You guys seem to be fairly choosy with the shows you play, not taking too many gigs and often selling them out. What’s your philosophy about playing live? I’ve been in bands for a long time. The rock band SHIM was my first real band. We’ve been playing for years and years so you begin to learn these lessons, which are pretty common sense. If you overwhelm your audience with performances, even if they love your band, they don’t want to come see you every week. I don’t want to see The Rolling Stones every week. You definitely learn to be selective about when and where you play. Each show that we’ve done for these releases we’ve really tried to make unique and appealing. The first one we did at St. Mark’s Cathedral with Noah Gunderson, which really went well. It’s such a special room and it fit that somber, contemplative autumn theme well. The winter show we rented out an urban grange in Ballard called the Sunset Hill Clubhouse. We had this cozy wintertime record and we had all our friends bring soups and crock pots and did a feed in the basement of the grange and had a keg of my favorite porter. It was a fully homegrown show. We basically took a living room environment and expanded it to this grange that had a higher capacity and it felt great. The spring show we did at the Fremont Abbey. And all the shows have been done with friends and whose music we really appreciate. This last one at the Triple Door with Damien Jurado is right in that vein. It’s a good venue. The people coming to hear us will be comfortable. We’ve tried to make it worth people’s time to pay attention to what we’re doing this year.

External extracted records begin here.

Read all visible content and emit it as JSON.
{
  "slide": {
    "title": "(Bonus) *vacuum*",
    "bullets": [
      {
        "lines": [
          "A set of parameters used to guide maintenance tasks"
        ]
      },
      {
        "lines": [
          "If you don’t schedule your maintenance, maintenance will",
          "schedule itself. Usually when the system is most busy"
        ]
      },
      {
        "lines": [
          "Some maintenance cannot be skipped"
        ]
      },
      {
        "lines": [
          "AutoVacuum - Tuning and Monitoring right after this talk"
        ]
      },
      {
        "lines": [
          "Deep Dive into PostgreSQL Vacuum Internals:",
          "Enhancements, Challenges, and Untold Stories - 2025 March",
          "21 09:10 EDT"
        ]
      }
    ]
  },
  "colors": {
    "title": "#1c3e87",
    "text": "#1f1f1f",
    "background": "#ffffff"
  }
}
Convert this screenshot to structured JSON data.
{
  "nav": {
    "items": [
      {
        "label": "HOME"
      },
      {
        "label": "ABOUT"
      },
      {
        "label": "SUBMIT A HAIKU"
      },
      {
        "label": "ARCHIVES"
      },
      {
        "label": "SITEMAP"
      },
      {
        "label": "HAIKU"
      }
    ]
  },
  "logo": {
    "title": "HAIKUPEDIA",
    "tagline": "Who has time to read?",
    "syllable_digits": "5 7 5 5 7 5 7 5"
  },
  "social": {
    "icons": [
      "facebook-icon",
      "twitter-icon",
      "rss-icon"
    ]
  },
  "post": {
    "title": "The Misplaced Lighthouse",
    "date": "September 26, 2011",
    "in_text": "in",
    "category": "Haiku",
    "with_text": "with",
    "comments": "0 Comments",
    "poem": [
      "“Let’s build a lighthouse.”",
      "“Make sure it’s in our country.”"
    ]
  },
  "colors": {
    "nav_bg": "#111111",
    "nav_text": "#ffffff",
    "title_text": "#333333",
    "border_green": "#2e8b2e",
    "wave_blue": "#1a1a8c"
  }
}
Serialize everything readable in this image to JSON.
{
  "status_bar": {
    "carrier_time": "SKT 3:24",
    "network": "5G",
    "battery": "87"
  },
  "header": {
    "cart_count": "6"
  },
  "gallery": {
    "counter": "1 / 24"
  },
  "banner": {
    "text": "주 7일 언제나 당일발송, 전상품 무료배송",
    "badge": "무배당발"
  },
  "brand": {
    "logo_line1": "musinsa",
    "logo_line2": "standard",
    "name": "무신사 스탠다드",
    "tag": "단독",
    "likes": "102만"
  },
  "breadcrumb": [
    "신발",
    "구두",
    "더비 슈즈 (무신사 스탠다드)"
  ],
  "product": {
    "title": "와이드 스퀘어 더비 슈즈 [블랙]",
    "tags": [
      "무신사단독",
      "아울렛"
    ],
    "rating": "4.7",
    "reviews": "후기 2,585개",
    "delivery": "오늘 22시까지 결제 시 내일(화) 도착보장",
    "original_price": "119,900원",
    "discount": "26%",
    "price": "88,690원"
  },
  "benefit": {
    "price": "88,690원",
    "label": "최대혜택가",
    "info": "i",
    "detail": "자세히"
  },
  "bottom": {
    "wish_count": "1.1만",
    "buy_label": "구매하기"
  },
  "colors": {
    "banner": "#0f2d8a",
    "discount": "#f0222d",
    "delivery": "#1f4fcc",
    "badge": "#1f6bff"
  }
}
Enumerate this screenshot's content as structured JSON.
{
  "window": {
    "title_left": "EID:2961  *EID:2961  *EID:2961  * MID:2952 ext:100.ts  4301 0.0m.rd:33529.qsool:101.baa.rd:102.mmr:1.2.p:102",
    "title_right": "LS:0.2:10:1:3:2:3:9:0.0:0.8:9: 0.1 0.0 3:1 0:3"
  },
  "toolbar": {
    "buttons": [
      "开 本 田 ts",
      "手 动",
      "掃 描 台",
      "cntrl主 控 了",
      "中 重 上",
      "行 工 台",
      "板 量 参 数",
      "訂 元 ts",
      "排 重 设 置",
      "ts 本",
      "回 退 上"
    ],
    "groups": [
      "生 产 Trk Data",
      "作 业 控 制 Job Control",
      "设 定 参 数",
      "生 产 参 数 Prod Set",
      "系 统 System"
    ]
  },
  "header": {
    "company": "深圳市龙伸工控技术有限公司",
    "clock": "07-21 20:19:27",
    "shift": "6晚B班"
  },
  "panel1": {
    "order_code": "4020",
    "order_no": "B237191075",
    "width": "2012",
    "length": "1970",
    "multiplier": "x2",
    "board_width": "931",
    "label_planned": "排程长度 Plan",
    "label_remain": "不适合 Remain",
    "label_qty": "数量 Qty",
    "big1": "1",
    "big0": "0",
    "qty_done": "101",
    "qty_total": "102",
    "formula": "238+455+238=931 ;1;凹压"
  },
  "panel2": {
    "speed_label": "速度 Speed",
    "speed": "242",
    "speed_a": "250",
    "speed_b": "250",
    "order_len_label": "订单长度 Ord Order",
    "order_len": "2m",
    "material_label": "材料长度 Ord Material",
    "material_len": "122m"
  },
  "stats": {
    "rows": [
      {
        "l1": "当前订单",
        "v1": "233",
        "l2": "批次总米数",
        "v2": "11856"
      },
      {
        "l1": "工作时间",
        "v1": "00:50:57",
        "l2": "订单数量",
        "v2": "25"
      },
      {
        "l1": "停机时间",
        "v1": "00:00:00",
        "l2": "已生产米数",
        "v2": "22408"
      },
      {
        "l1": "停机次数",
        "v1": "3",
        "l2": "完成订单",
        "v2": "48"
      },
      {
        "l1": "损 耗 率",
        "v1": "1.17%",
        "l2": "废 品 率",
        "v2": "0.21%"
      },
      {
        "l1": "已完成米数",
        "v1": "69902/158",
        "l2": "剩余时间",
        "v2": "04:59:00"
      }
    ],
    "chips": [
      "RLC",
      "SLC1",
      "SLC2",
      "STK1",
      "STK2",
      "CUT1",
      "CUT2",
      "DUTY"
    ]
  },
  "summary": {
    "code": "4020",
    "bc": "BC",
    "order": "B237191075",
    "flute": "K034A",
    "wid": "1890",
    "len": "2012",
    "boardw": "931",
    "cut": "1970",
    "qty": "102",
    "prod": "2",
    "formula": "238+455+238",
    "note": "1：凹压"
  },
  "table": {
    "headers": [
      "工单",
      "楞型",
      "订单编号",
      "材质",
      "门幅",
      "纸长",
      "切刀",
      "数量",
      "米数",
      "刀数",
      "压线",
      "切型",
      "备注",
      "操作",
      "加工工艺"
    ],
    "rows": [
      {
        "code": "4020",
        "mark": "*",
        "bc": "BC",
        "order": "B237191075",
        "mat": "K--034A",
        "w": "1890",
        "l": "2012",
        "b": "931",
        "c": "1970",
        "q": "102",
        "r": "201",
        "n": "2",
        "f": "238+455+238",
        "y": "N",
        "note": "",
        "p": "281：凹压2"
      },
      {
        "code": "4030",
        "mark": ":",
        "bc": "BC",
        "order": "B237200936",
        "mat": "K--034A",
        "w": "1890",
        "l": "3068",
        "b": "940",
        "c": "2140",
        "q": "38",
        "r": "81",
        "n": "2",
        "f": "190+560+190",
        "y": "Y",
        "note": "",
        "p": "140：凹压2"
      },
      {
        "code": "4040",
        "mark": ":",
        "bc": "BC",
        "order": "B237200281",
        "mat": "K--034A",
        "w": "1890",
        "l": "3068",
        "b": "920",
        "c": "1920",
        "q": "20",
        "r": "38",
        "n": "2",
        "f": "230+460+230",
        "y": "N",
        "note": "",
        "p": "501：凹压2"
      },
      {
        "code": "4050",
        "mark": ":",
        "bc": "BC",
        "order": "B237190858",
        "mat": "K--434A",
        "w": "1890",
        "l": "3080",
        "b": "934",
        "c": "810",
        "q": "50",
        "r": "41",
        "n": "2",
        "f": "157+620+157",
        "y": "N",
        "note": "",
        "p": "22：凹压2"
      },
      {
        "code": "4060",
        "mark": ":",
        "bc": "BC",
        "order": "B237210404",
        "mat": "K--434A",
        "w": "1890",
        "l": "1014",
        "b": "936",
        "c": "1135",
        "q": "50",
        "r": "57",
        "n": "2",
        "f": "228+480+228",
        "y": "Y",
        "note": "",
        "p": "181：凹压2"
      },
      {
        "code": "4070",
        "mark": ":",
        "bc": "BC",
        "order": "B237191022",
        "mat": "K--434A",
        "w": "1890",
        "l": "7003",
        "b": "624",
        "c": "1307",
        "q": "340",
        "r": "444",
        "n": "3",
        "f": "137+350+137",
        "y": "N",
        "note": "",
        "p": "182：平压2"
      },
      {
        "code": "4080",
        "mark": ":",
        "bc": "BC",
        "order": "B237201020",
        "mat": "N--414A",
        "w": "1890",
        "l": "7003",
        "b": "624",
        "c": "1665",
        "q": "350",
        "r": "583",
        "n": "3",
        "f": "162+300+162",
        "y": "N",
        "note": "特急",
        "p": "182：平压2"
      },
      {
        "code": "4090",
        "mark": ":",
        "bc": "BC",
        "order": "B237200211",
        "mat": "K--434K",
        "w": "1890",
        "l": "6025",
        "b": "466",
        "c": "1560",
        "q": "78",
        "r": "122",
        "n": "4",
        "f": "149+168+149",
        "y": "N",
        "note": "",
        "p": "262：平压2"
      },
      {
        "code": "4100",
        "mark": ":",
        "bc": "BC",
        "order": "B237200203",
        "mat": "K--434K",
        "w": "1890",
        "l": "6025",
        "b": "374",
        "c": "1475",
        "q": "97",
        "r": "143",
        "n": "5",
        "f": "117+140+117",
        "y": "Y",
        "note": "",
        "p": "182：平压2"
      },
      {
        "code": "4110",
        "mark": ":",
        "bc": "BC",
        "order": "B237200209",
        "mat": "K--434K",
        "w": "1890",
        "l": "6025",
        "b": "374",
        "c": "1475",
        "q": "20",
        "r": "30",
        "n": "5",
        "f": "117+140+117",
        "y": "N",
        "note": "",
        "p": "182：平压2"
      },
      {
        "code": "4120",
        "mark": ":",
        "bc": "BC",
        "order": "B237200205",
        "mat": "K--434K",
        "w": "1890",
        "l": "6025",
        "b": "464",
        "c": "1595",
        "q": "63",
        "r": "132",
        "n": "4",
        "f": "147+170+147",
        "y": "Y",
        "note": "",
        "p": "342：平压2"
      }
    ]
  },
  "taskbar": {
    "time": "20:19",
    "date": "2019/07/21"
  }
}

You’ve done some work with the Seattle Rock Orchestra, appearing in their Beatles and Smashing Pumpkins shows amongst others. How did you find that experience? We love the Seattle Rock Orchestra. We met [orchestra director] Scott Teske at the Fremont Abbey years ago and then we came across him doing a real interesting solo performance at the UW Street Fair where he was looping his upright bass through all these pedals. So we kept in contact and he knew that we were a harmony band so when he had a need for that in the rock orchestra he called. The first one we did with them was a Christmas show at the Fremont Abbey but it made sense and we kept doing it. It’s such a unique thing and there’s no other band in Seattle like that, a symphonic group with good players who have some chops and who are willing to show up–I don’t know if they’re getting paid now–but everyone shows up and drinks beer at rehearsal. I’ve been in wind ensembles and symphonies when I was growing up and it’s such a different vibe from that. It’s like what you always wished it was like. And then they select records that you’ve never heard in a symphonic arrangement and that you are kind of interested in hearing. We love being a part of it. It’s also a really crazy experience singing those songs in front of a 40-piece orchestra. I got to sing with them at the Neptune earlier this year. They did Smashing Pumpkins and that’s the band that got me into rock ‘n’ roll so to be able to sing “Tonight, Tonight” with an orchestra, I was pretty elated. I’m really thankful to Scott for including us in what they do.